Helms School of Government


Doctor of Philosophy in Public Policy (PhD)


Michael Langlois


Environmental regulation, Porter Hypothesis, Air Pollution, Economics Activities, Competitiveness, Economics growth, Innovation




This study delves into the fascinating relationship between environmental regulations, air pollution reduction, and their subsequent impact on production, productivity, and innovation. By adopting Porter’s hypothesis approach, the study aims to shed light on a crucial aspect overlooked in previous studies - the prerequisite of “well-designed environmental regulation,” as Porter’s hypothesis emphasizes. The study uses microeconomic principles, whose conclusions propose a novel framework for crafting effective policies that balance curbing air pollution and fostering economic growth. Specifically, the study advocates for a tax rate on pollution that aligns with the marginal cost of the polluter within the industry. This approach ensures that environmental regulations are not only effective in reducing pollution but also facilitate sustainable production practices. Through a comprehensive analysis of industry-specific data and econometric modeling, we uncover the substantial potential of well-designed environmental regulations to enhance production and productivity. Moreover, our study highlights the transformative impact such regulations can have on innovation within industries, fostering the development of cleaner technologies and practices.
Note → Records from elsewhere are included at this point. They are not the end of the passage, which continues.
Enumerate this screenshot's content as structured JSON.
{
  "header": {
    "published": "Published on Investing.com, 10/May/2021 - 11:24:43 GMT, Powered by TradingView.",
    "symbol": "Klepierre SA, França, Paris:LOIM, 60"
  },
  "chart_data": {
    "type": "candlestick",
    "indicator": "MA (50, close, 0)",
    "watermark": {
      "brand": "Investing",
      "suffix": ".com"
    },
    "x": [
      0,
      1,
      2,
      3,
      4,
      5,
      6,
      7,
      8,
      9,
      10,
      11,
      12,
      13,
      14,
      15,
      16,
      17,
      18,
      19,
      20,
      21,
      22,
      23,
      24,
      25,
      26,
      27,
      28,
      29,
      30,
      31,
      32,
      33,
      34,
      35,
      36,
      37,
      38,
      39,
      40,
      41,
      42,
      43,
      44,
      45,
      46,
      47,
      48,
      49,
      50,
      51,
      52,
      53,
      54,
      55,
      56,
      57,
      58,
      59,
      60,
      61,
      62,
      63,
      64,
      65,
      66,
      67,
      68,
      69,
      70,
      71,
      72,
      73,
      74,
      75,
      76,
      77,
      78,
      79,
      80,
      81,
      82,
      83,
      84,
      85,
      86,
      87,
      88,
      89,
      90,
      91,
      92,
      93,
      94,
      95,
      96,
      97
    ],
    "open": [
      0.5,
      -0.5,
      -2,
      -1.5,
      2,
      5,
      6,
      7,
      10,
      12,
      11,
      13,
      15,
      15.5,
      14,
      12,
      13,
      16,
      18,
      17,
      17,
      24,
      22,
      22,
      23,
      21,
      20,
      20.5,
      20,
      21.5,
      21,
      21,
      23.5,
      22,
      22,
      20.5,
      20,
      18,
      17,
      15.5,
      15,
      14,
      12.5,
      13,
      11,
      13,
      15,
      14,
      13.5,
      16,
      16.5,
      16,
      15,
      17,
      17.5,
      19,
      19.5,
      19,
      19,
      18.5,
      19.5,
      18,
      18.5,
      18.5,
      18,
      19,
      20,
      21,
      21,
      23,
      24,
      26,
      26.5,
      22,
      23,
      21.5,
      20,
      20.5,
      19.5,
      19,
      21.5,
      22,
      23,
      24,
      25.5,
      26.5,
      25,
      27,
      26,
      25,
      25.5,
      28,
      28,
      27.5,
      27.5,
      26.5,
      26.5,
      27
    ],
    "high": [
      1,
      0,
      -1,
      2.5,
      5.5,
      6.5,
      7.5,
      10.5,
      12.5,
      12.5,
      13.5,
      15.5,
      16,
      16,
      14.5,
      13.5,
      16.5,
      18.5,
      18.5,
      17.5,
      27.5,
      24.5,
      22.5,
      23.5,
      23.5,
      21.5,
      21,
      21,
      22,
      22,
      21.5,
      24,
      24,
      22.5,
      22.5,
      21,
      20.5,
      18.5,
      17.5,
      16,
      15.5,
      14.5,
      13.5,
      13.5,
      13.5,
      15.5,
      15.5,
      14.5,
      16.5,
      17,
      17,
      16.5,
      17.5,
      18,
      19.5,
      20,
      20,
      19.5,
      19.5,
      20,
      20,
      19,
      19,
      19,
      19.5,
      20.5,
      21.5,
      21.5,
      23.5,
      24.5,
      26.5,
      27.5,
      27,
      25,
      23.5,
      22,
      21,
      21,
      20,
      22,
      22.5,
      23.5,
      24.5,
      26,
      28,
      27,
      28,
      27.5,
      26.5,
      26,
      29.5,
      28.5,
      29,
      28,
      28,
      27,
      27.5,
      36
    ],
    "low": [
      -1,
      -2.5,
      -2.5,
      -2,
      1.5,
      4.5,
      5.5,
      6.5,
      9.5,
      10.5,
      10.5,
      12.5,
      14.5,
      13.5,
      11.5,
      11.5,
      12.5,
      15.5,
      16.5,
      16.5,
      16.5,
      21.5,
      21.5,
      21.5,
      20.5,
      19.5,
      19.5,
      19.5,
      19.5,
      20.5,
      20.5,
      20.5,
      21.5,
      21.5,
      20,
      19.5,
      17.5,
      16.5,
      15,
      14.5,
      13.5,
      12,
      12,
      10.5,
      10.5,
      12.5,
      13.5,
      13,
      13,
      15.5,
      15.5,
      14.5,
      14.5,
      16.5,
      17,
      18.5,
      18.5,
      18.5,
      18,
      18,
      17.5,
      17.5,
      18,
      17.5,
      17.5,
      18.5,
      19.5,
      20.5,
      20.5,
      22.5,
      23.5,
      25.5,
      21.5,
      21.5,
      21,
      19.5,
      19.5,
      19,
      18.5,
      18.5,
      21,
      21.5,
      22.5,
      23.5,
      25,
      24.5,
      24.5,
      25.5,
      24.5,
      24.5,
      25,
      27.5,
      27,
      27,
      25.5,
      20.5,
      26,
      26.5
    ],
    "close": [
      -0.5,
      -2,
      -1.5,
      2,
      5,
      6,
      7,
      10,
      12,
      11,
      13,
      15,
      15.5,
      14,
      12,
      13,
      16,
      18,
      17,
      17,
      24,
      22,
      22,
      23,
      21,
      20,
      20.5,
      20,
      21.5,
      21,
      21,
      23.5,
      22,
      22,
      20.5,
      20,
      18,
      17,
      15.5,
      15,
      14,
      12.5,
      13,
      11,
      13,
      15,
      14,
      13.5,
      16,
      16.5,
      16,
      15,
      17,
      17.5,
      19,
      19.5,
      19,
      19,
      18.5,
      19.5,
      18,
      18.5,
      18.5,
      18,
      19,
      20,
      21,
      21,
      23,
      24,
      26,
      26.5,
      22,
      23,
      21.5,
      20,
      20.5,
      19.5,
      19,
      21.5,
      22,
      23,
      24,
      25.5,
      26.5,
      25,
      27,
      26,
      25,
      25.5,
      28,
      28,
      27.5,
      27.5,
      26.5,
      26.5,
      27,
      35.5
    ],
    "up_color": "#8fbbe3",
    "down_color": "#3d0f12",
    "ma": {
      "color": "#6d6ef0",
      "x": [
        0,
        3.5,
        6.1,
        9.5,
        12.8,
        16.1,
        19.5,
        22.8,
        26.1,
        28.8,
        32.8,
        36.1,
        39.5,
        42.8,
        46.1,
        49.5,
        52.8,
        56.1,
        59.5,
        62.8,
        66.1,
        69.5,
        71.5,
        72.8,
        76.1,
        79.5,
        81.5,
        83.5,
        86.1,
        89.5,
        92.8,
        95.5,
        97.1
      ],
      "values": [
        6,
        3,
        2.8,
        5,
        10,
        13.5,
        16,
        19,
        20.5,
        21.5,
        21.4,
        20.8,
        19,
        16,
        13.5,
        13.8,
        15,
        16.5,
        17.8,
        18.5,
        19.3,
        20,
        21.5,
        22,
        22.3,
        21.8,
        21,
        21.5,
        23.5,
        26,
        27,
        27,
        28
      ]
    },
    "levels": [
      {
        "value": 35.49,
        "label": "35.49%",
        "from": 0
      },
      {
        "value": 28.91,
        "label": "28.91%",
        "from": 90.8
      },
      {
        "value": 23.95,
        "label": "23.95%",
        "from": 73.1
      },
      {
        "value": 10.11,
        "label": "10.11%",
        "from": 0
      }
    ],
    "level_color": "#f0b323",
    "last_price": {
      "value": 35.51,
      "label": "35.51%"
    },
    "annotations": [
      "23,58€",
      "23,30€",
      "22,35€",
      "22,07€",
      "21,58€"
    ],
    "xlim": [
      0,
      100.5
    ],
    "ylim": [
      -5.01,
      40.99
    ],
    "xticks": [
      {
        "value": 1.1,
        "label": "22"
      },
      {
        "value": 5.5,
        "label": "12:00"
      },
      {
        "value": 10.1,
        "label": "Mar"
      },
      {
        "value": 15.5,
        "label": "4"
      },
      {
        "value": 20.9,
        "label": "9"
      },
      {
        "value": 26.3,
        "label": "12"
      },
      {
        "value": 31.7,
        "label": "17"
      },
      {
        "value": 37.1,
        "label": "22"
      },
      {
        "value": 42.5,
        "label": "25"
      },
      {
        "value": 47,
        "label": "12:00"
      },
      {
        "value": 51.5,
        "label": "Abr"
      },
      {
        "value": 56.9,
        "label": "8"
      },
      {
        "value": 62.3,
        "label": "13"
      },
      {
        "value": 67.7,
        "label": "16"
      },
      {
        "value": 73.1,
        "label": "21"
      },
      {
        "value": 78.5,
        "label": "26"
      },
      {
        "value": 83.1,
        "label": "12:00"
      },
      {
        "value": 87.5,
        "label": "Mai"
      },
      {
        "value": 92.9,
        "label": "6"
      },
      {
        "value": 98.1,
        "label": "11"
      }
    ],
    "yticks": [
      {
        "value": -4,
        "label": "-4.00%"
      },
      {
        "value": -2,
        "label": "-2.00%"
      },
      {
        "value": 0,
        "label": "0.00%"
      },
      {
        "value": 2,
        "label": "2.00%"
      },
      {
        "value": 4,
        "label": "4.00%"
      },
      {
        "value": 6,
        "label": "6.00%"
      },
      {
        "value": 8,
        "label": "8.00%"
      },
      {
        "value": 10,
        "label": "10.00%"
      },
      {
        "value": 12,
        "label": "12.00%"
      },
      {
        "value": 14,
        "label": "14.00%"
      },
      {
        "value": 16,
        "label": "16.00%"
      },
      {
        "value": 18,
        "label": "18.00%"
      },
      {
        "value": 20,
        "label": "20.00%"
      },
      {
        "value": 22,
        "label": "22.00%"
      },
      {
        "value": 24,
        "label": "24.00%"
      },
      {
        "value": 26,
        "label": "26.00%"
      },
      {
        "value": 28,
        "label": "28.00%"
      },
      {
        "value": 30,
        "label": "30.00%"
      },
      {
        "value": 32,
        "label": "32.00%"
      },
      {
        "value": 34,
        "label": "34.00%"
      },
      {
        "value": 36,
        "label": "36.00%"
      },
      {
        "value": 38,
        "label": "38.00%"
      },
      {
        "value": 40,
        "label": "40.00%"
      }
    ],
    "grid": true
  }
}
By elucidating the profound interplay between environmental regulations, air pollution reduction, and economic outcomes, this study seeks to provide policymakers, industry leaders, and researchers with valuable insights into the importance of crafting meticulously designed environmental policies. Ultimately, this research contributes to the ongoing dialogue surrounding sustainable development, paving the way for a greener and more prosperous future.